CLAUDE.md defines the rules — what this project is, how it is structured, what patterns to follow. This is the foundation.
Skills provide depth — detailed workflows and domain knowledge that Claude loads when it encounters a matching task. This is the reference library.
MCPs connect the outside world — database access, GitHub integration, live documentation. This is the toolbelt.
Hooks enforce the non-negotiables — quality gates that run every time, regardless of what Claude is doing. This is the safety net.
A concrete example from my own setup: CLAUDE.md says "this project uses TRPC for all API routes — never create REST endpoints." A skill describes "how to create a new TRPC router with proper validation and tests." The Supabase MCP lets Claude query the database to understand the schema.
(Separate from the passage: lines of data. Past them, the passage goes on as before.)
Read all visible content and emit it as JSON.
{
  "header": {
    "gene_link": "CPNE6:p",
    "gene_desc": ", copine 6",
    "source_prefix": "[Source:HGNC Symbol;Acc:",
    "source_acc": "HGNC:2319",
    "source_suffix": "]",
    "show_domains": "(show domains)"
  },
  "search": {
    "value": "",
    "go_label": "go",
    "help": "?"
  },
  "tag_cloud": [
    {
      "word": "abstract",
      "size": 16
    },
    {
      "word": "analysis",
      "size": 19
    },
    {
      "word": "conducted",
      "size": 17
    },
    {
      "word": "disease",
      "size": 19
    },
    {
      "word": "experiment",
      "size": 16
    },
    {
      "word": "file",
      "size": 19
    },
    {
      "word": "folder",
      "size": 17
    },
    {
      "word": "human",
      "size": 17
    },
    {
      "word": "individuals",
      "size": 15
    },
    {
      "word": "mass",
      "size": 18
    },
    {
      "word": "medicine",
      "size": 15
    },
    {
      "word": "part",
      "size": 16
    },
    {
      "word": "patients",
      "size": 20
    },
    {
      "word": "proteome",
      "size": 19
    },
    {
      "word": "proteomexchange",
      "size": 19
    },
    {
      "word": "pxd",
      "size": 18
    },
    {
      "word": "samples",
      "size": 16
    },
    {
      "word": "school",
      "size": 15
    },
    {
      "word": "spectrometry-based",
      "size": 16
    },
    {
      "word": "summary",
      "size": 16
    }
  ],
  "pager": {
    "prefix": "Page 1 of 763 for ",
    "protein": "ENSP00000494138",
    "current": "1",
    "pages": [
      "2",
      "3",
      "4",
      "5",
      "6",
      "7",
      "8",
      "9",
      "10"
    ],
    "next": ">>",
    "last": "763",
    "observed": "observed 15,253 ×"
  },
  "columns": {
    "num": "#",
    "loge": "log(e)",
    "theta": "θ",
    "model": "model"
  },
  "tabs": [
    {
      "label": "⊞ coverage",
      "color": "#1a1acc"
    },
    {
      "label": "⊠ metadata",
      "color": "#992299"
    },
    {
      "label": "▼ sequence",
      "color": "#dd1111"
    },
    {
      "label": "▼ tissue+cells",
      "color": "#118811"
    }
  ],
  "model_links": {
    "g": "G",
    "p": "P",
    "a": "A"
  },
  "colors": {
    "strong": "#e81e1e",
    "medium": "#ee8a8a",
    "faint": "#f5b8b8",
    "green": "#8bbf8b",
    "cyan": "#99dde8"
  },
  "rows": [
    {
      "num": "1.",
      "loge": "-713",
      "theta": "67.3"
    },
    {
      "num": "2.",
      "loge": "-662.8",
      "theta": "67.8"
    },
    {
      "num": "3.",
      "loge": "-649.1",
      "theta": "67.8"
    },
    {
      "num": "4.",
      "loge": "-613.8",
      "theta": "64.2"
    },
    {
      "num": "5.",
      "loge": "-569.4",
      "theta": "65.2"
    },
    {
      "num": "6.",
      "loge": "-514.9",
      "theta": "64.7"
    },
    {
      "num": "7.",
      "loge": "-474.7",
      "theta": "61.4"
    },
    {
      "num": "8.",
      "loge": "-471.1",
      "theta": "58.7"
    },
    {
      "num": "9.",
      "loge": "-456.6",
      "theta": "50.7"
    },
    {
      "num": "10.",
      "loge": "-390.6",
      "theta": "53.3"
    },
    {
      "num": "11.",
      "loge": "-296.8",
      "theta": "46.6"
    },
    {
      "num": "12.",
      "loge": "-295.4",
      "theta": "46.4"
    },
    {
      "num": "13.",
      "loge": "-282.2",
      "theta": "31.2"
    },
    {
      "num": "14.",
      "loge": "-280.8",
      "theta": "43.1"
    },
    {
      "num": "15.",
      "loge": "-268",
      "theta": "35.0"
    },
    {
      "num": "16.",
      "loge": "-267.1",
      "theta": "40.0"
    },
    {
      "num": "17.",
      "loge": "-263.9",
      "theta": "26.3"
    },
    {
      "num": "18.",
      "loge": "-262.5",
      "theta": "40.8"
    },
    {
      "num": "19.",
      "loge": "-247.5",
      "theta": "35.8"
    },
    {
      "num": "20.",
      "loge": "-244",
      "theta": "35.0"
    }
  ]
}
A pre-commit hook runs the type checker to catch any mistakes before they are committed.
Four mechanisms, four layers, one coherent system.
Common mistakes
Putting everything in CLAUDE.md. I see this constantly. CLAUDE.md files that are 300+ lines long, covering every possible workflow and edge case. The result: Claude skims it, misses the important rules buried in the noise, and the context cost is enormous. Keep CLAUDE.md under 100 lines. Move everything else to skills.
Ignoring hooks. Developers write elaborate rules in CLAUDE.md about code quality, then get frustrated when Claude occasionally forgets to lint. A hook would solve this permanently at zero context cost. If you find yourself writing "ALWAYS do X" in CLAUDE.md, that is a hook.
Installing too many MCPs. Every MCP adds tool descriptions to your context budget. Five MCPs with 15 tools each is 75 tool descriptions loaded every session. Audit your MCPs monthly. If you have not used one in the past week, disable it.
Using skills for enforcement. Skills fire 50-80% of the time. That is fine for "follow this workflow." It is not fine for "never push directly to main." Enforcement requires determinism. Determinism requires hooks.
What you have learned in this chapter
Context is the fundamental constraint. Everything flows from that.
You manage context through four mechanisms — each with a different cost and reliability profile. CLAUDE.md for always-on rules. Skills for on-demand knowledge. MCPs for live tool access. Hooks for deterministic enforcement.
You control cost through model routing — Sonnet as default, Opus for deep reasoning, Haiku for subagent work. Thinking caps prevent runaway deliberation. Early compaction keeps context clean.
In the next chapter, we build the feedback loop — the system that turns friction into improvement and makes your setup get better with every session.